Étienne Lajoie- Le Devoir – Initiative de journalisme local

Après une matinée houleuse, mardi, les élus fédéraux ont poursuivi avec plus de sérénité l’étude du projet de loi C-13. Le projet de loi représente la première réforme en profondeur de la Loi sur les langues officielles en 30 ans et fait présentement l’objet d’une analyse du Comité permanent des langues officielles.

Le député libéral Francis Drouin s’est pris, en début de journée, aux commentaires faits par certains collègues de la région de Montréal lors des dernières réunions du comité. « Le Montréal Island n’a pas le monopole sur la politique linguistique du Canada », a-t-il écrit sur les réseaux sociaux.

Deux d’entre eux — Marc Garneau (Notre-Dame-de-Grâce–Westmount) et Anthony Housefather (Mont-Royal) — avaient tenté sans succès de retirer toute mention de la Charte de la langue française du Québec du projet de loi déposé par leur propre parti.

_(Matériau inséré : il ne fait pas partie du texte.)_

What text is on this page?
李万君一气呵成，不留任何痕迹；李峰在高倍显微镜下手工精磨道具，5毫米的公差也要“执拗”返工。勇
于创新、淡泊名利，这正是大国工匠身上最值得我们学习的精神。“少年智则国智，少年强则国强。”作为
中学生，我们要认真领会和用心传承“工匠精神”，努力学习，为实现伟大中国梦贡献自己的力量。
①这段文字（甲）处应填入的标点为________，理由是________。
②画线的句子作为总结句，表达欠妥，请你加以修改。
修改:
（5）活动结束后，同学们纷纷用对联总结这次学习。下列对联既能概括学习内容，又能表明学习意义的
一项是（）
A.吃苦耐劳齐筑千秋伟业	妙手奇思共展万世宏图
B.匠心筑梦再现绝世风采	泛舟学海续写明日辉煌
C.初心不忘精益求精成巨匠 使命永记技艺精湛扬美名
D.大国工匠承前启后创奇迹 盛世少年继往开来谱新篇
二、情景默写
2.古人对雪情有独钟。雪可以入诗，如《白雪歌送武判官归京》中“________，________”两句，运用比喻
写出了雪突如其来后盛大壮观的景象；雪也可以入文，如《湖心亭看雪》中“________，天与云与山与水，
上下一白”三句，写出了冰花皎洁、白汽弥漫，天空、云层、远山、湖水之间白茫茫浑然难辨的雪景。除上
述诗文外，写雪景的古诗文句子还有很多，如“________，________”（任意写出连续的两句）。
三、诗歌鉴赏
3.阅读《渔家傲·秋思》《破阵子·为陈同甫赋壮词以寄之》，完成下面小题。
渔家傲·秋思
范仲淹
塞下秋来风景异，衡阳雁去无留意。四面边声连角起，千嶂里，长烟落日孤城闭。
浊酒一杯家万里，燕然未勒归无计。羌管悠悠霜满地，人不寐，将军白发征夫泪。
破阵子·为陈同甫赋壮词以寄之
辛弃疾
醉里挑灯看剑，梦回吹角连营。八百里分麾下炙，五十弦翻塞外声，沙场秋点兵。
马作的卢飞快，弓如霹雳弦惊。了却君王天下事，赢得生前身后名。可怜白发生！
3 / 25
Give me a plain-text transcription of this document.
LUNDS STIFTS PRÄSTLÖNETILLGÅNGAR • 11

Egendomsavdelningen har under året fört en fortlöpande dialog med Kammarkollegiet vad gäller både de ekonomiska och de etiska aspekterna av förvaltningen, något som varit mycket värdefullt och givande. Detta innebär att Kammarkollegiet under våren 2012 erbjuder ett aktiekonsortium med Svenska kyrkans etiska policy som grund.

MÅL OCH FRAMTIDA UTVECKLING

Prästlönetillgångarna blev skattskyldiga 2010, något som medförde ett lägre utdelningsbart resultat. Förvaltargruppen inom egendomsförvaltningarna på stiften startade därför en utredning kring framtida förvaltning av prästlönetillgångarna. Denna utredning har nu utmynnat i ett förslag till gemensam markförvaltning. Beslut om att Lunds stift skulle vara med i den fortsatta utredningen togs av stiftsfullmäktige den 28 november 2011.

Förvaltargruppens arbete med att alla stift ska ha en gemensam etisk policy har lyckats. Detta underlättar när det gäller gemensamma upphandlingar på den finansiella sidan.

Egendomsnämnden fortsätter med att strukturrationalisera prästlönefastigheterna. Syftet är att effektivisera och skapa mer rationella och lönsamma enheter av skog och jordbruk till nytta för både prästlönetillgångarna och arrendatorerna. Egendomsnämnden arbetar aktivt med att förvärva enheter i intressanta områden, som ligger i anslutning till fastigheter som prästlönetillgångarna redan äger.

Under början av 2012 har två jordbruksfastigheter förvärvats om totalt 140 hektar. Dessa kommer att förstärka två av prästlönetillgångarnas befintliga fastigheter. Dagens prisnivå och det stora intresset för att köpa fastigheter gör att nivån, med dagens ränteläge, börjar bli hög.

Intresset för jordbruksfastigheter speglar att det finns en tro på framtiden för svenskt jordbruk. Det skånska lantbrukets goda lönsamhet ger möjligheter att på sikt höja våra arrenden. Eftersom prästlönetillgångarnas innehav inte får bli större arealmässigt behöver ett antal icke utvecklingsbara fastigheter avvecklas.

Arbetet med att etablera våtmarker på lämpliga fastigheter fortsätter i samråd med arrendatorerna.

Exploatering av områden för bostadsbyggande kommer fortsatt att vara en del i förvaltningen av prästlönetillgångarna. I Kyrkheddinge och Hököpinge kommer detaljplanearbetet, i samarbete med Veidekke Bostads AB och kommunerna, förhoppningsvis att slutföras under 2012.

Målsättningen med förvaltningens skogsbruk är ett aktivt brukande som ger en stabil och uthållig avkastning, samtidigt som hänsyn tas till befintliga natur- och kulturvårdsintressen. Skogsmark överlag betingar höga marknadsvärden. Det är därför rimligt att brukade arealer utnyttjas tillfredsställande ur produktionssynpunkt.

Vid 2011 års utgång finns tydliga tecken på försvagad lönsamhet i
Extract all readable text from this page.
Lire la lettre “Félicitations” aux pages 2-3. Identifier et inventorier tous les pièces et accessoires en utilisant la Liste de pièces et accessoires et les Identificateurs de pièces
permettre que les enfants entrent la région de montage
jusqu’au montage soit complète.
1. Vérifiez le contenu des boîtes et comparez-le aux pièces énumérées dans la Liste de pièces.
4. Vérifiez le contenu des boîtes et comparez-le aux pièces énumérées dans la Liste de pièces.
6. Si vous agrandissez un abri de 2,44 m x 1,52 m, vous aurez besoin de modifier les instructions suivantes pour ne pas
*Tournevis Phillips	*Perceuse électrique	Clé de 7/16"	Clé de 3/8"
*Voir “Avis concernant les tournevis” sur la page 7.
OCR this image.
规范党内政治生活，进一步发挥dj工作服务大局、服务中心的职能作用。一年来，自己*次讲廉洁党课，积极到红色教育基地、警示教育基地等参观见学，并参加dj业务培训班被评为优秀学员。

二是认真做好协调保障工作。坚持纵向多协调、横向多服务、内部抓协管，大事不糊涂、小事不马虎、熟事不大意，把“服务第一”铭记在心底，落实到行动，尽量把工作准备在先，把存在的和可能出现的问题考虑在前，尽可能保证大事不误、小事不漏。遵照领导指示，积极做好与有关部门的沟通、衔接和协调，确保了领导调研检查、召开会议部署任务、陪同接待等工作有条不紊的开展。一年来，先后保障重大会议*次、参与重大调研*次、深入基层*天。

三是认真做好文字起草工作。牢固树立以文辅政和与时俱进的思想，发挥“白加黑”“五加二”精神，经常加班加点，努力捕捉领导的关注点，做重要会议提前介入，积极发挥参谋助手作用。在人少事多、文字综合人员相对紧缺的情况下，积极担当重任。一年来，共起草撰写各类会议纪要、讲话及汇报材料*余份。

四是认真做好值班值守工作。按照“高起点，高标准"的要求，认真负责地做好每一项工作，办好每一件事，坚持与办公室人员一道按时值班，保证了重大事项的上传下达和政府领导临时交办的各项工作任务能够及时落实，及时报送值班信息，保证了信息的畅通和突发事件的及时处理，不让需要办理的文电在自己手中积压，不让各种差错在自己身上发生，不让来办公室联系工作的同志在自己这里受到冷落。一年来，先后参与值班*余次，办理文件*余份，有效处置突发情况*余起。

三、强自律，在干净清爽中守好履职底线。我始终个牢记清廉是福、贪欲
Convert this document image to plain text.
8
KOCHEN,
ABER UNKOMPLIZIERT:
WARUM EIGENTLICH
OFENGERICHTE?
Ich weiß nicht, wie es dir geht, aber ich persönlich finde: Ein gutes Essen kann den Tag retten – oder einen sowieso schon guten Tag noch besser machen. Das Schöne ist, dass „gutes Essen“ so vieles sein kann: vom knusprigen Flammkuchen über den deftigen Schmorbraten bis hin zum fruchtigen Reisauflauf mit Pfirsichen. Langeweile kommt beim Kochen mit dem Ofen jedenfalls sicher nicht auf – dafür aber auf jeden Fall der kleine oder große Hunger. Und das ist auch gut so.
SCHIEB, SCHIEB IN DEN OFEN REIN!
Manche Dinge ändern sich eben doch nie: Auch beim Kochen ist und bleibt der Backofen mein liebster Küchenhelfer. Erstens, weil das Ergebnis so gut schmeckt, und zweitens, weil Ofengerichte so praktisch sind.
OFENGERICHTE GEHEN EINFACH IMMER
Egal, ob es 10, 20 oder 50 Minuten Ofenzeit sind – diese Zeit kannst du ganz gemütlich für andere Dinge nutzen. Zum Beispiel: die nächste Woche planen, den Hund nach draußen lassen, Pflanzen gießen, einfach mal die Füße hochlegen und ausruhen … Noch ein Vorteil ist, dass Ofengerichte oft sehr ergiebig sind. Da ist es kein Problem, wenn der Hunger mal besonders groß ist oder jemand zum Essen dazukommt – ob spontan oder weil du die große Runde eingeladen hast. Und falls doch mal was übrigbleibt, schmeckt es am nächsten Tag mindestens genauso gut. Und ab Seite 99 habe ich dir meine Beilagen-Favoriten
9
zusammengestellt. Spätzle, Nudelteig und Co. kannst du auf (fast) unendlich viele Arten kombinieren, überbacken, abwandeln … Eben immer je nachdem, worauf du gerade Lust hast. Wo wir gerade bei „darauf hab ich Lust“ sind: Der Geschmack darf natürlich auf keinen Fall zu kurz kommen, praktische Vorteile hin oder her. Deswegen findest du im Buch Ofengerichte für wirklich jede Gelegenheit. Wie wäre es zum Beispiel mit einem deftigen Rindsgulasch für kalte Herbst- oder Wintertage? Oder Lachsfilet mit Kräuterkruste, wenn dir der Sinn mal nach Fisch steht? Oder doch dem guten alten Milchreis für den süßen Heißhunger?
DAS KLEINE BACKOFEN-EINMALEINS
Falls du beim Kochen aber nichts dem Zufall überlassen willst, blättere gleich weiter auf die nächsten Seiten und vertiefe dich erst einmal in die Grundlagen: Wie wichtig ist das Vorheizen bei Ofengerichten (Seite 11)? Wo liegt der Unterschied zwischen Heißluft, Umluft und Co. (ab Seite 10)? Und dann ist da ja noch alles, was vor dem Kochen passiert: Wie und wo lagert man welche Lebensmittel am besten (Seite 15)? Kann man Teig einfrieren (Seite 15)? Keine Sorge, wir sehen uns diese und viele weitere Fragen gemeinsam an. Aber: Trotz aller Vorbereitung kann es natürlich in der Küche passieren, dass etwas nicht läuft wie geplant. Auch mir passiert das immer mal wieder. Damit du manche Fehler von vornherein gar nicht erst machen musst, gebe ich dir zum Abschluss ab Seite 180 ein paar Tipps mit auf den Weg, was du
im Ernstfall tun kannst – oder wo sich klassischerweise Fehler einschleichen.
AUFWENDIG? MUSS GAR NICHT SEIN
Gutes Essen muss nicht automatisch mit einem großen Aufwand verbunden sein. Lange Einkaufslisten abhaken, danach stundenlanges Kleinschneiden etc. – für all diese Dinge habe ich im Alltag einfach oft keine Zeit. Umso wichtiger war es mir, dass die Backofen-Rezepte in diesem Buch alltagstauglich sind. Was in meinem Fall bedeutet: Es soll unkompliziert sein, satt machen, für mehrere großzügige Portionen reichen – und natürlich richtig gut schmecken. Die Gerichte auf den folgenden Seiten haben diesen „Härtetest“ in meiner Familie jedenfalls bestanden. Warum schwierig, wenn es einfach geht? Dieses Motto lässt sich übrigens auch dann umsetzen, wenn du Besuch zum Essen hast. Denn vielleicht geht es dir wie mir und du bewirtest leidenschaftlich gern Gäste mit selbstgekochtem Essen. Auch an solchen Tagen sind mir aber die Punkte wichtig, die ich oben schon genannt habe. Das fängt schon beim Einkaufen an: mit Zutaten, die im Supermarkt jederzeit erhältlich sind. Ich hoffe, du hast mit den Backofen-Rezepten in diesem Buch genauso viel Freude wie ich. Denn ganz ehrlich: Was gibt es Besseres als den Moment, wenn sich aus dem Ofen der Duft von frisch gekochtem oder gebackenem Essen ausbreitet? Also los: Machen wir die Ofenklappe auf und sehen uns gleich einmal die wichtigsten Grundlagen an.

La députée Emmanuella Lambropoulos (Saint-Laurent) avait quant à elle tenu des propos trompeurs au sujet de la loi 96 du Québec, en affirmant faussement qu’un médecin aurait refusé de soigner une femme anglophone dans sa langue.

« Je dois souligner le message du député Francis Drouin », a affirmé le député conservateur Joël Godin au début de la rencontre du comité, mardi après-midi.

Les différents partis se sont entendus à l’unanimité sur quelques amendements à apporter au projet de loi C-13, qui a été déposé aux Communes en mars 2022. L’un d’entre eux, proposé par les conservateurs, fera en sorte que les communications publiques du fédéral se feront en français, peu importe la technologie employée.

Les libéraux ont pour leur part fait adopter un amendement qui enchâssera dans la loi l’évaluation du bilinguisme déjà réalisée par le Commissariat à la magistrature fédérale. Ce dernier devra aussi offrir aux juges nommés par Ottawa les formations linguistiques nécessaires. La députée néodémocrate Niki Ashton a d’ailleurs livré un plaidoyer en faveur de la mesure libérale « On n’a aucun juge au Manitoba qui peut présider en français. Il faut changer cette réalité », a-t-elle dit.

Il s’agissait d’un des amendements proposés par la Fédération des associations de juristes d’expression française de common law (FAJEF). Selon le président de l’association, Me Daniel Boivin, il est crucial d’évaluer la « capacité réelle » des juges de présider une audience en français. L’évaluation effectuée présentement par le Commissariat à la magistrature fédérale n’est qu’une simple pratique administrative, note-t-il.

Pas de vote sur les demandes de Québec

Le Bloc québécois, qui relaie les demandes de Québec quant à la réforme fédérale, n’a pas été en mesure d’obtenir un vote du Comité permanent des langues officielles sur l’une de ces demandes.

Le président du comité, le libéral René Arseneault, a jugé irrecevable un amendement exigeant que la mise en oeuvre de la loi se fasse « dans le respect des champs de compétence et des pouvoirs des provinces et des territoires, notamment dans le respect de la Charte de la langue française » et, qu’en cas de conflit, la charte québécoise l’emporte sur les dispositions incompatibles de la loi.

Le comité n’est rendu qu’à l’étude du dixième article du projet de loi C-13, qui en compte 71, et le nombre de séances qui y est consacré est compté.

L’un des plus importants amendements réclamés par le Bloc québécois concerne l’article 54 du projet de loi. Dans sa forme actuelle, le texte législatif donnerait aux entreprises privées sous réglementation fédérale en sol québécois le choix de se soumettre à la Charte de la langue française ; Québec souhaite plutôt qu’elles y soient simplement assujetties. D’après La Presse canadienne, bloquistes, néodémocrates et conservateurs seraient prêts à voter en faveur de cette mesure.

Selon le professeur en droit linguistique François Larocque, de l’Université d’Ottawa, l’adoption d’un tel amendement pourrait toutefois être risquée. « De permettre un régime où les compagnies de compétence fédérale seraient assujetties à la loi québécoise plutôt que fédérale, c’est une abdication de la responsabilité fédérale », soutient-il. Un tel amendement laisserait les citoyens et les entreprises avec moins de recours judiciaires et pourrait mener à des litiges, croit l’expert.